说话之人乃是当朝大冢宰、皇帝之堂兄宇文护,他的意见,谁敢反驳,是故群臣皆寂然无语,惟垂手而立。
沉默良久,忽有一人列众而出,手执牙笏,朝皇帝行礼毕,说:“前岁东征,死伤过半。比虽循抚,疮痍未复。今陈氏保境息民,共敦邻好,岂可利其土地,纳其叛臣,违盟约之信,兴无名之师乎!”

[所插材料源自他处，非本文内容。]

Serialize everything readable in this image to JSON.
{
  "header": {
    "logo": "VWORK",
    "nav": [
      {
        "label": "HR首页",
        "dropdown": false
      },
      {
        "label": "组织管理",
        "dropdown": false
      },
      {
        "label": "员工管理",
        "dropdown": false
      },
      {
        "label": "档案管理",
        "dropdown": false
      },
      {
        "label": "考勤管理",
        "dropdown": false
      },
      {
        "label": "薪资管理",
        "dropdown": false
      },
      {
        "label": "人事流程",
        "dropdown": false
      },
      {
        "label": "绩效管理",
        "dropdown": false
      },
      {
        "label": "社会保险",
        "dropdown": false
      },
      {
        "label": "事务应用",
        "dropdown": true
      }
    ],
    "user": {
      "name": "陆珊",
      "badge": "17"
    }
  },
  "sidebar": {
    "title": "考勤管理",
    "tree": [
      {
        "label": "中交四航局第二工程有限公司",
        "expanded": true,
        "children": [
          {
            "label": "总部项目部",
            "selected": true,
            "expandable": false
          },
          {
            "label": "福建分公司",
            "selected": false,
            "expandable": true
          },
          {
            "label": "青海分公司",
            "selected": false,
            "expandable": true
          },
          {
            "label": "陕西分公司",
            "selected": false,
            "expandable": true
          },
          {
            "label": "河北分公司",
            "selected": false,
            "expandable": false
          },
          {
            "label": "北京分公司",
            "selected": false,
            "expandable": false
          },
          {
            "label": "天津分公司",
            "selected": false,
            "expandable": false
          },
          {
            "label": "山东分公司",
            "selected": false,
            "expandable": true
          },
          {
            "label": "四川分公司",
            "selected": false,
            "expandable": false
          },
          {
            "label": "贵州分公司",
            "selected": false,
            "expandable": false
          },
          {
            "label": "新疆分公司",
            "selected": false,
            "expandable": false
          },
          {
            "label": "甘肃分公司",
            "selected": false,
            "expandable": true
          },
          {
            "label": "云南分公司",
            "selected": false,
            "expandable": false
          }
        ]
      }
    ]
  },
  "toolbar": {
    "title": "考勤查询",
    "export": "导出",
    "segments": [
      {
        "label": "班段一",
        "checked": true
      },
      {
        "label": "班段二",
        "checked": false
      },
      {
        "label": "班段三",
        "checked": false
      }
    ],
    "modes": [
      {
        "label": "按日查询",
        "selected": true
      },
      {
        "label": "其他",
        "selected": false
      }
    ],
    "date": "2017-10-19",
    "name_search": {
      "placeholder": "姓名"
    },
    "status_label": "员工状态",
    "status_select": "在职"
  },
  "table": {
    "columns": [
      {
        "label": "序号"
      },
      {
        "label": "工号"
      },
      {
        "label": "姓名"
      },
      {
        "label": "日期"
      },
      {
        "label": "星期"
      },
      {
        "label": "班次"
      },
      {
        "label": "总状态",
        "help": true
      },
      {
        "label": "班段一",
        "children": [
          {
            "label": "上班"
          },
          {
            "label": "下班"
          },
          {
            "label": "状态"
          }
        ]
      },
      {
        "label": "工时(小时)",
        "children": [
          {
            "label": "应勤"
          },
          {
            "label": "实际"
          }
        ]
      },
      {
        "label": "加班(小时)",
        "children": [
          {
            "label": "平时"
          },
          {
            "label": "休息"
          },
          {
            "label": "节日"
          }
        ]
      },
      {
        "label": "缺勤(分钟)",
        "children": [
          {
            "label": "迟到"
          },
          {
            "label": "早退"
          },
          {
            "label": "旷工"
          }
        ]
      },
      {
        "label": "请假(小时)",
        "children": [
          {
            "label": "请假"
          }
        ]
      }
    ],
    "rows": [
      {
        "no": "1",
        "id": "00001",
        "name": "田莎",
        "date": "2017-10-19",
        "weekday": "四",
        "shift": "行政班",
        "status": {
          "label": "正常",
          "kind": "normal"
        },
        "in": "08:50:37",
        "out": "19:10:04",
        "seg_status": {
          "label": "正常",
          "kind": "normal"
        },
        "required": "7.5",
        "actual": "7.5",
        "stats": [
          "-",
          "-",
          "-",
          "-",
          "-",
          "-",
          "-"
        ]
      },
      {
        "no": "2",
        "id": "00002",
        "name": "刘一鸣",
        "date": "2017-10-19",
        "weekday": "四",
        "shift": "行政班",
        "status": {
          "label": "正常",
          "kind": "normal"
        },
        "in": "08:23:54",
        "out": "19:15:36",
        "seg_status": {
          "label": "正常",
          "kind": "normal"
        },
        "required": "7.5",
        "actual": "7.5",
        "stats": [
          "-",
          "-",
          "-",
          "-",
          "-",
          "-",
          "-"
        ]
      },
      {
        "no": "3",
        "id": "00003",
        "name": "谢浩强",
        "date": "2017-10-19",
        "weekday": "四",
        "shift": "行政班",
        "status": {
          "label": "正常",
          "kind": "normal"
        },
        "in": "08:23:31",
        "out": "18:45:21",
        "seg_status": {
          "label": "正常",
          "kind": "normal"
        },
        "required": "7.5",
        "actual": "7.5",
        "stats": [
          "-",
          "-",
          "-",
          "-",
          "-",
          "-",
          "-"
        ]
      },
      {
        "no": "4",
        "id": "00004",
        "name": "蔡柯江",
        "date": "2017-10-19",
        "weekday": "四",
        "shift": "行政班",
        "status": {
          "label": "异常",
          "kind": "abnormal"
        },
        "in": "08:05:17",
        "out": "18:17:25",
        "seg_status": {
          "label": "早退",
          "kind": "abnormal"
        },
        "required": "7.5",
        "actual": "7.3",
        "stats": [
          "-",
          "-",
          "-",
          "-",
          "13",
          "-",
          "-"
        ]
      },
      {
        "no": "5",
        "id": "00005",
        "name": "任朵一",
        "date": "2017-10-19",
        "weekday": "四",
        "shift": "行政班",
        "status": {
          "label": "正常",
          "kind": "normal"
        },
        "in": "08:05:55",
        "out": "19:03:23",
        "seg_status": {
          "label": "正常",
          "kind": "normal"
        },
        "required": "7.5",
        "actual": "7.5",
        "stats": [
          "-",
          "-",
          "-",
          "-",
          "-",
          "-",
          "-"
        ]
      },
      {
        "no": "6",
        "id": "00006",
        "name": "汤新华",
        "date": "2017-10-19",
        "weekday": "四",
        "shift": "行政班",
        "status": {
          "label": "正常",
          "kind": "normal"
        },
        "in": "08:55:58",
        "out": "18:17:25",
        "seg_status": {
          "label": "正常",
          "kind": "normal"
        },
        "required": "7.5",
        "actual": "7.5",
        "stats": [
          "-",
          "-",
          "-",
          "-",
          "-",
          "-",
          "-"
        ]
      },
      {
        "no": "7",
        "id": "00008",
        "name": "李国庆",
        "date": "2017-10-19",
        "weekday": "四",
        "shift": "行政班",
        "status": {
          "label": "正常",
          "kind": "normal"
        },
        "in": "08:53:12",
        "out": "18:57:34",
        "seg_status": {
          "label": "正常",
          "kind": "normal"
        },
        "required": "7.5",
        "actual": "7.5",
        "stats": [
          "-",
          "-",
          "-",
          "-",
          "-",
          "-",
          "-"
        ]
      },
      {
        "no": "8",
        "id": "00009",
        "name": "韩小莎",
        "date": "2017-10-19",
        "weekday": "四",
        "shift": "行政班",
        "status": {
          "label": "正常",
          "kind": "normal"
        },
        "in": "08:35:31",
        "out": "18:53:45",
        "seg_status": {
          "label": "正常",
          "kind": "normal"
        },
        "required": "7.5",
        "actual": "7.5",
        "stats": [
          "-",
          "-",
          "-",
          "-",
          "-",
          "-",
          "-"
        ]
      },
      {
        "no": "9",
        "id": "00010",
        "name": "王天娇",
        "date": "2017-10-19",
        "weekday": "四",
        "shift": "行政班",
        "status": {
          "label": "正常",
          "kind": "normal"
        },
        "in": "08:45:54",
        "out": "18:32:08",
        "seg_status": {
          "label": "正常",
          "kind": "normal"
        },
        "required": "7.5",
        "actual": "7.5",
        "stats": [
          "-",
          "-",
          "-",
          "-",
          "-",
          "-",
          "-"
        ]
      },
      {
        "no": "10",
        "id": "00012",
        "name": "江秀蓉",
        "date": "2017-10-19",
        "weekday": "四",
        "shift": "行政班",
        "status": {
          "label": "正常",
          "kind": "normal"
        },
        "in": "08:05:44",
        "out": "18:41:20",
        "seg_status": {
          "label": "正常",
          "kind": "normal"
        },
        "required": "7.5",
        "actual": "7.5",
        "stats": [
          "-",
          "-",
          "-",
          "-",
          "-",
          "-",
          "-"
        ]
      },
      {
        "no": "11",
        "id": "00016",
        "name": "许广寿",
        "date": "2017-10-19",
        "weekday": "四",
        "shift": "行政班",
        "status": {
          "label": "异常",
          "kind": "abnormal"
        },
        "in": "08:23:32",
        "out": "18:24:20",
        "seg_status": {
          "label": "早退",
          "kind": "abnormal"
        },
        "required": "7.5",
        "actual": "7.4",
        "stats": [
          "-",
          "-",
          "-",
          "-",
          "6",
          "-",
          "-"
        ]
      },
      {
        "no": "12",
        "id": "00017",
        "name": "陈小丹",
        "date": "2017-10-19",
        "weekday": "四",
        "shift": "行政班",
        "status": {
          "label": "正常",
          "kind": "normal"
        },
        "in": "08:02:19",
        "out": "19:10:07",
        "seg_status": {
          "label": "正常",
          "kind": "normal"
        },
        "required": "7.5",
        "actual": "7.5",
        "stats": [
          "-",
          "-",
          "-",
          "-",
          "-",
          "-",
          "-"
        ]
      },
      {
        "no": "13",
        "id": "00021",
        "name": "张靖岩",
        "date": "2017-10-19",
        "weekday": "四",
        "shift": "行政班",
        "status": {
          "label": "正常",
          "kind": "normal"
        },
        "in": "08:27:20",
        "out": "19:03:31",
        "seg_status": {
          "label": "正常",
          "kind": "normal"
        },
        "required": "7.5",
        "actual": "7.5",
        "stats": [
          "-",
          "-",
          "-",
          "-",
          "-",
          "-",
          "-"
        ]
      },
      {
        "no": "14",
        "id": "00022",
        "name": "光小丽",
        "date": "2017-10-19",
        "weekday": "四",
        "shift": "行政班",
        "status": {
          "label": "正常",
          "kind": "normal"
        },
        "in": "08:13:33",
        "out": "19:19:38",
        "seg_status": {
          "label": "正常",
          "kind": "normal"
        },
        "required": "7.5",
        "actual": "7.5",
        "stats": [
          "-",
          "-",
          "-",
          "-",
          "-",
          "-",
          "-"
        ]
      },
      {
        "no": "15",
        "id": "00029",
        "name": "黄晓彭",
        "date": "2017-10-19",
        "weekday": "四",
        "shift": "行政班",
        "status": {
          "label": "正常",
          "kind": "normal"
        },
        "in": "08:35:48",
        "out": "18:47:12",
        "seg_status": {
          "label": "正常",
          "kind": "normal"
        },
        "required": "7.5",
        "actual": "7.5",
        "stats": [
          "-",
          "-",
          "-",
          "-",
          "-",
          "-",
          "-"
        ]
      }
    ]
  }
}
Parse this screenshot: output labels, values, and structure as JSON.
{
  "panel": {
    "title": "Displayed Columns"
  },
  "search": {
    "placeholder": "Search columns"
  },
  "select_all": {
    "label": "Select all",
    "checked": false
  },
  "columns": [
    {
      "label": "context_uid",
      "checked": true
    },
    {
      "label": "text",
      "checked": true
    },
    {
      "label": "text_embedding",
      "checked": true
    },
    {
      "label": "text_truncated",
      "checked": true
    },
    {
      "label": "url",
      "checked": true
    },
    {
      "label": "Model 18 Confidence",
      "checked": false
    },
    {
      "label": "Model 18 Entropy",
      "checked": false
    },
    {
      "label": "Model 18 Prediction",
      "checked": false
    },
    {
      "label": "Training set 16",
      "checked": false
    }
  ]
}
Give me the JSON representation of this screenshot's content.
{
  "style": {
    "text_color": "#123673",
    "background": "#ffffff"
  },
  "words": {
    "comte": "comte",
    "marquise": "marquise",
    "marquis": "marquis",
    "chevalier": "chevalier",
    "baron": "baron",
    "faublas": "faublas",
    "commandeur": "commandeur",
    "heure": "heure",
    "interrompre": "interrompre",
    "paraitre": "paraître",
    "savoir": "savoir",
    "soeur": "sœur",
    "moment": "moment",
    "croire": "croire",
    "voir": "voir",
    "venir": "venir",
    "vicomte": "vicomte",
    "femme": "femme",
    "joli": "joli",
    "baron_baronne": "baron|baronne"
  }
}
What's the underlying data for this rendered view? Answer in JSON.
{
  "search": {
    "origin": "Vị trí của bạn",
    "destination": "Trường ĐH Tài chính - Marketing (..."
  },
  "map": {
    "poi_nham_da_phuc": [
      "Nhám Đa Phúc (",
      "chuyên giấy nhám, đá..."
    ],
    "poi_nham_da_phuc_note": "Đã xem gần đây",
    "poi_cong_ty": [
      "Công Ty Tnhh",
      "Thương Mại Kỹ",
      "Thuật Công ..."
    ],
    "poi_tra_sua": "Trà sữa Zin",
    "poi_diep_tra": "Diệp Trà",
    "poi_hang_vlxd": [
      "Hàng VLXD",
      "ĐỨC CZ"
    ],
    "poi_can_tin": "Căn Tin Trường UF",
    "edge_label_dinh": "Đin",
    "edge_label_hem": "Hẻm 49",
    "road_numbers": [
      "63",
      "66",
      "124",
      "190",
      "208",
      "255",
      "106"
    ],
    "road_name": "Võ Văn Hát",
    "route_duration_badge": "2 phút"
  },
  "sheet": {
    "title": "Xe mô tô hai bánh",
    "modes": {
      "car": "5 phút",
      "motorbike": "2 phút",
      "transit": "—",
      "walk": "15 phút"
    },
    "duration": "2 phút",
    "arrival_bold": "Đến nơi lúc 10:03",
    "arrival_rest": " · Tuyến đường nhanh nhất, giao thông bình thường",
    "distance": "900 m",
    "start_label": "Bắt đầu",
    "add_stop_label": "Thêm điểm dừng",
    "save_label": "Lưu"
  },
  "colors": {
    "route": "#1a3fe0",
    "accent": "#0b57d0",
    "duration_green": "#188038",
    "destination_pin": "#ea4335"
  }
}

听了这人的话,群臣都暗自点头,一方面是大为赞同这人的话,另一方面则是佩服这人的勇气,不愧是以性鲠正闻名天下的崔宣猷崔御正,除了他以外,恐怕也没有第二个人胆敢当面反驳大冢宰宇文护的提议了!
年轻皇帝听了崔宣猷的话,也是暗自点头,但他不敢擅自做决定,把目光投向了宇文护。
宇文护并没有因为崔猷反驳他而露出任何异,而是认真听完了这位老臣的发言,思索了片刻,心中计议已定,抬头直视皇帝,说:“崔御正所言也有道理,但是未免太过迂腐,华皎叛陈乃是大好良机,岂可错失,请陛下下诏南伐。”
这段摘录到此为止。